Concern about similar heat-related problems slowed trains on the Penn Line, and a heat-related power outage near BWI yesterday morning caused 30-minute delays on the light rail line until power was restored.

Many students were sent home early because of a lack of air conditioning, including those in Baltimore County. One of the canceled afternoon activities was Franklin Middle School's eighth-grade graduation. There are no plans to reschedule, which irked at least one parent.

"We were looking forward to this," said Jeremiah Calp of Owings Mills, whose daughter Amanda Garrett, 14, was all set for the ceremony. "Many of us took the day off."

Baltimore County school spokesman Charles Herndon said schools will open for their final half-day schedules planned for today and tomorrow.

"It's not the kind of blazing heat [in the morning] we see in the mid- to late afternoon hours," he said. After cooling down somewhat overnight, "it should be fairly tolerable. ... We want to try, if at all possible, to have students in school and, if possible, learning."

Howard County's 73 schools are all air-conditioned, but two of them - Howard High in Ellicott City and Marriotts Ridge High in Marriottsville - closed at 12:30 p.m. when the air conditioning failed.

Carroll County opened six cooling centers.

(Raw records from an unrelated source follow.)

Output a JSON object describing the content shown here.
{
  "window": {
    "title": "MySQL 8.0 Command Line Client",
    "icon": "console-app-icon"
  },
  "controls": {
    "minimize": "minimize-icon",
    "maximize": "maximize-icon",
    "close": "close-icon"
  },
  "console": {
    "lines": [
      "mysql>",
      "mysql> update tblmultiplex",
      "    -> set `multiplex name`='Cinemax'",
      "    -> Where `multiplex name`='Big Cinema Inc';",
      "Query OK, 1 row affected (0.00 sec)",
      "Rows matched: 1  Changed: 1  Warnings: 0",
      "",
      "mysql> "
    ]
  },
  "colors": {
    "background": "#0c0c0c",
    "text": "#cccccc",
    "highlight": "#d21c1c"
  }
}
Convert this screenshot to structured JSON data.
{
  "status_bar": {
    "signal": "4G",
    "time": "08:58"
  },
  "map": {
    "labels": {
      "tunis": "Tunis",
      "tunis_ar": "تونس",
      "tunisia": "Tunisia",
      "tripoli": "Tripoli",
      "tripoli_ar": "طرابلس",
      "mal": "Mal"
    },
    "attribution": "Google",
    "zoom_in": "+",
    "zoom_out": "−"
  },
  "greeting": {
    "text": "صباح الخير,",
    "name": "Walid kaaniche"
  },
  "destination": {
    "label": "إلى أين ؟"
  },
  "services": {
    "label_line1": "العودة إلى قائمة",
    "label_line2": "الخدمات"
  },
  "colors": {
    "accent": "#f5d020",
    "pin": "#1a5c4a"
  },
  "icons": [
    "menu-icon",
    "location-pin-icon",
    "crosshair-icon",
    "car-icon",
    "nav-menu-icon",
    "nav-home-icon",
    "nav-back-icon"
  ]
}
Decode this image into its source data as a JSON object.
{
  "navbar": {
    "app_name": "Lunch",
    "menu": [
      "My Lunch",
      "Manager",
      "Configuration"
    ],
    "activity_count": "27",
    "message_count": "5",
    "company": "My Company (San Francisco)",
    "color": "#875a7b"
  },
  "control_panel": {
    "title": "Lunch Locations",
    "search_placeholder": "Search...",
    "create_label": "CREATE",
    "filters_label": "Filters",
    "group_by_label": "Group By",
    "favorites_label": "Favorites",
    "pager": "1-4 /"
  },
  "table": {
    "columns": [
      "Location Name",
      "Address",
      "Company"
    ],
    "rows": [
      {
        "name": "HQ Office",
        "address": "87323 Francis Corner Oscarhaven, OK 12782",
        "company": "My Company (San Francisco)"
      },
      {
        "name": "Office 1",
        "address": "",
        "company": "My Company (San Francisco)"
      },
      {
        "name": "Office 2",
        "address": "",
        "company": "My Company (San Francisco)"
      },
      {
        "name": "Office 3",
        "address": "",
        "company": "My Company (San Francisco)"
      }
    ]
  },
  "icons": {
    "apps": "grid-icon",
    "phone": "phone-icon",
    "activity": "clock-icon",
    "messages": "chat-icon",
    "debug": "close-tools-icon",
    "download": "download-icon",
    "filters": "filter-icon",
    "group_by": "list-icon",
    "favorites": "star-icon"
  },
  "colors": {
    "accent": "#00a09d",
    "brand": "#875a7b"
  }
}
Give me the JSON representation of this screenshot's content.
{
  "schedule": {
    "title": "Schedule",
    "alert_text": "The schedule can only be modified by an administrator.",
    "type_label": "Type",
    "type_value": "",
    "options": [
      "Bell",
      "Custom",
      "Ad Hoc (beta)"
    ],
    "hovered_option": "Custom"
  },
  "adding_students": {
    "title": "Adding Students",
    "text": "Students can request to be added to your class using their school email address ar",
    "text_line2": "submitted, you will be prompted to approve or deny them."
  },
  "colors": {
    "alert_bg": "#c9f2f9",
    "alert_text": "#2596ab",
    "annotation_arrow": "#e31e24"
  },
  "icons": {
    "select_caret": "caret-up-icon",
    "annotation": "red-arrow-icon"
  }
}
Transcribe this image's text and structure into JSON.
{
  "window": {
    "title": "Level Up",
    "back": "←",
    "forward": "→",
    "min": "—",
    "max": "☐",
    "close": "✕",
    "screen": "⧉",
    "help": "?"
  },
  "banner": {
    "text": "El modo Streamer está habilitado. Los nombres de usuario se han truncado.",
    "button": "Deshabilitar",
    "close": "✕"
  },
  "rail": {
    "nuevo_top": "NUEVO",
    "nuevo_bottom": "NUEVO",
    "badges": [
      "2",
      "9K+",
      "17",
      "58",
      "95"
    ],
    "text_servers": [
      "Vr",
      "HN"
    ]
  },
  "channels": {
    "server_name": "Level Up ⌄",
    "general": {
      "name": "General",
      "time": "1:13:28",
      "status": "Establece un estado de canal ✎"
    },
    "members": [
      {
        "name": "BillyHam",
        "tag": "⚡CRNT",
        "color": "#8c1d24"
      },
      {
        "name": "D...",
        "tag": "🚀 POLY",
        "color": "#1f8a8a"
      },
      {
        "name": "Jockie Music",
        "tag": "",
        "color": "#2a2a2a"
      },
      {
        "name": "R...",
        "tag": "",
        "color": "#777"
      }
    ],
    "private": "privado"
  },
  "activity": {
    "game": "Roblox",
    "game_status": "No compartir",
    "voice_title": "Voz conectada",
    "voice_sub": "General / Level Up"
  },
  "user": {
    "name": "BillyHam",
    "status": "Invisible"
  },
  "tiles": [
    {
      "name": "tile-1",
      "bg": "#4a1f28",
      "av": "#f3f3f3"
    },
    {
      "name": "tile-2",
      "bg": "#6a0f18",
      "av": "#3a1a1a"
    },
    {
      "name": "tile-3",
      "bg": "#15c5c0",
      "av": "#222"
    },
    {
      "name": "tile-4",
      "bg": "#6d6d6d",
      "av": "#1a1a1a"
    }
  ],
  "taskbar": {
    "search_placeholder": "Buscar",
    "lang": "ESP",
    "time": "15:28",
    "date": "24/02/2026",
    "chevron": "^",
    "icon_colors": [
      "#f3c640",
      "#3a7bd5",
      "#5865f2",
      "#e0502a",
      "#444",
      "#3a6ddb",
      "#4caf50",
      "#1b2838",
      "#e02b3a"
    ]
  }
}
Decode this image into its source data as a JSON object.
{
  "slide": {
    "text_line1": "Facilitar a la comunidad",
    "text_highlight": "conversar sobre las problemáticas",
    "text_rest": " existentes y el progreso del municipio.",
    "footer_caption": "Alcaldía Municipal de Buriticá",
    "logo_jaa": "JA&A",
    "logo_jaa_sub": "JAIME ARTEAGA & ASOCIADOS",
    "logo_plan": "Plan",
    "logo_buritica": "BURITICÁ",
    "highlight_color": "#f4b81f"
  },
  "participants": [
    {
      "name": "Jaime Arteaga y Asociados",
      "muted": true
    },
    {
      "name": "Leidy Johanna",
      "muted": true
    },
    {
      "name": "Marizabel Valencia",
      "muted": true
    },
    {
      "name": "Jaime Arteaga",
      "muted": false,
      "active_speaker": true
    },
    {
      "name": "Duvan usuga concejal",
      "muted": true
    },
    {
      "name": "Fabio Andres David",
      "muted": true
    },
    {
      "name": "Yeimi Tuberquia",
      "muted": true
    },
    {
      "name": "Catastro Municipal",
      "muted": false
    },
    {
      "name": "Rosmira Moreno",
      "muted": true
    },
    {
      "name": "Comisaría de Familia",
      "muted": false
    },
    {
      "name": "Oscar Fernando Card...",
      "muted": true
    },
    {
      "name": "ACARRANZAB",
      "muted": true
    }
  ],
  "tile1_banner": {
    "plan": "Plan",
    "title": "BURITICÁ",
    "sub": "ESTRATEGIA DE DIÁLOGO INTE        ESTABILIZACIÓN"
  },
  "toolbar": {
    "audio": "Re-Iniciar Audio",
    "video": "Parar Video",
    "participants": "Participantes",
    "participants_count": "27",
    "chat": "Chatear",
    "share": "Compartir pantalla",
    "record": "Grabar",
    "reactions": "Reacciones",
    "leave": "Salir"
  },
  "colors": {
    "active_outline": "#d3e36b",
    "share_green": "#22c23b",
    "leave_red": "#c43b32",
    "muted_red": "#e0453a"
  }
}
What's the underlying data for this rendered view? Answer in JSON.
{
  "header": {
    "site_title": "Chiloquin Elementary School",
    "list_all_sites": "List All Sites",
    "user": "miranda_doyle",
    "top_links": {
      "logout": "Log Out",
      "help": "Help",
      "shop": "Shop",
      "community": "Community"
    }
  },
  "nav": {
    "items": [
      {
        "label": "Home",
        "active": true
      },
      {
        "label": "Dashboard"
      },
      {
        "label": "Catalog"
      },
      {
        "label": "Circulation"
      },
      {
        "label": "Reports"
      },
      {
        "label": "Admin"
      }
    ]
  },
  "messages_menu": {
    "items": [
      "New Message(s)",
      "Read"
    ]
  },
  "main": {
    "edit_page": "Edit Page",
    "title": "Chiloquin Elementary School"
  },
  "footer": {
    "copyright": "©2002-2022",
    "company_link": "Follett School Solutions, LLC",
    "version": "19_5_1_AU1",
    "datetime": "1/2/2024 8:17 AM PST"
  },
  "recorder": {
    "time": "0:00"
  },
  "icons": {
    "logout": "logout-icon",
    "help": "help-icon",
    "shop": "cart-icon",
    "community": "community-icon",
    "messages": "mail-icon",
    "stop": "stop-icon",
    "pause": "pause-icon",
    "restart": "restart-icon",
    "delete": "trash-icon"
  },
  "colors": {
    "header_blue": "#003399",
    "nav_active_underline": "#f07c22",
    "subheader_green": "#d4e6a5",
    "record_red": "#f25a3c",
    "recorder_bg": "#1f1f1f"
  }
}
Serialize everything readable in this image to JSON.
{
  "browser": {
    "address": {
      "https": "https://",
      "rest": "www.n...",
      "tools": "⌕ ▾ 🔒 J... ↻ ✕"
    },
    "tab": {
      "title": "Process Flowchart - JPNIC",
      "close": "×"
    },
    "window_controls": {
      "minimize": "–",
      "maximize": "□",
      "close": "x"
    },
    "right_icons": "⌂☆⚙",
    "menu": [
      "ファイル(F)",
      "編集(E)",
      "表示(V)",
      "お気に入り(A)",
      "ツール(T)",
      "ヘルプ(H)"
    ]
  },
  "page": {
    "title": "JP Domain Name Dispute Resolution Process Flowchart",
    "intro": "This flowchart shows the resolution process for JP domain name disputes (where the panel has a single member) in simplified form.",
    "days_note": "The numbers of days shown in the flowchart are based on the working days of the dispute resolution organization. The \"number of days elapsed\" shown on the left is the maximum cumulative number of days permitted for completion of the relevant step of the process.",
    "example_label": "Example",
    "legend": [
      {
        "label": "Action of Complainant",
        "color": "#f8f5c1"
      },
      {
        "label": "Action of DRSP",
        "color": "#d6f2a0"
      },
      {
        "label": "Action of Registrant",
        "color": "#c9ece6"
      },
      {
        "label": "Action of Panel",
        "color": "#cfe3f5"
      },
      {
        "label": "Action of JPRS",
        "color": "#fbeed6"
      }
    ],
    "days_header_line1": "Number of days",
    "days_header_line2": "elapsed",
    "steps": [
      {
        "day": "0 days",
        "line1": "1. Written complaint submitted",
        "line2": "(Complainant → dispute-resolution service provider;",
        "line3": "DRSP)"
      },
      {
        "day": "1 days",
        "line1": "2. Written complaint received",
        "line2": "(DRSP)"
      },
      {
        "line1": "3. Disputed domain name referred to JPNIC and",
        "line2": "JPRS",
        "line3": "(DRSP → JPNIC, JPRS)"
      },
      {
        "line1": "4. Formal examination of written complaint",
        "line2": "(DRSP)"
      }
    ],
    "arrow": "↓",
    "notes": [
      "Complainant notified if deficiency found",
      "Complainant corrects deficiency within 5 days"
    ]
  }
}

Harford County caseworkers were checking on the frail and disabled. Six Harford schools closed early because they lacked air conditioning, or because their air conditioning failed.

Plenty of homeowners had the same problem. Many are still waiting for service.

"A lot of things we're able to fix over the phone," said Clean Air's Chris Mergler. For example, clogged air filters can slow air flow through the system and cause the coils to freeze.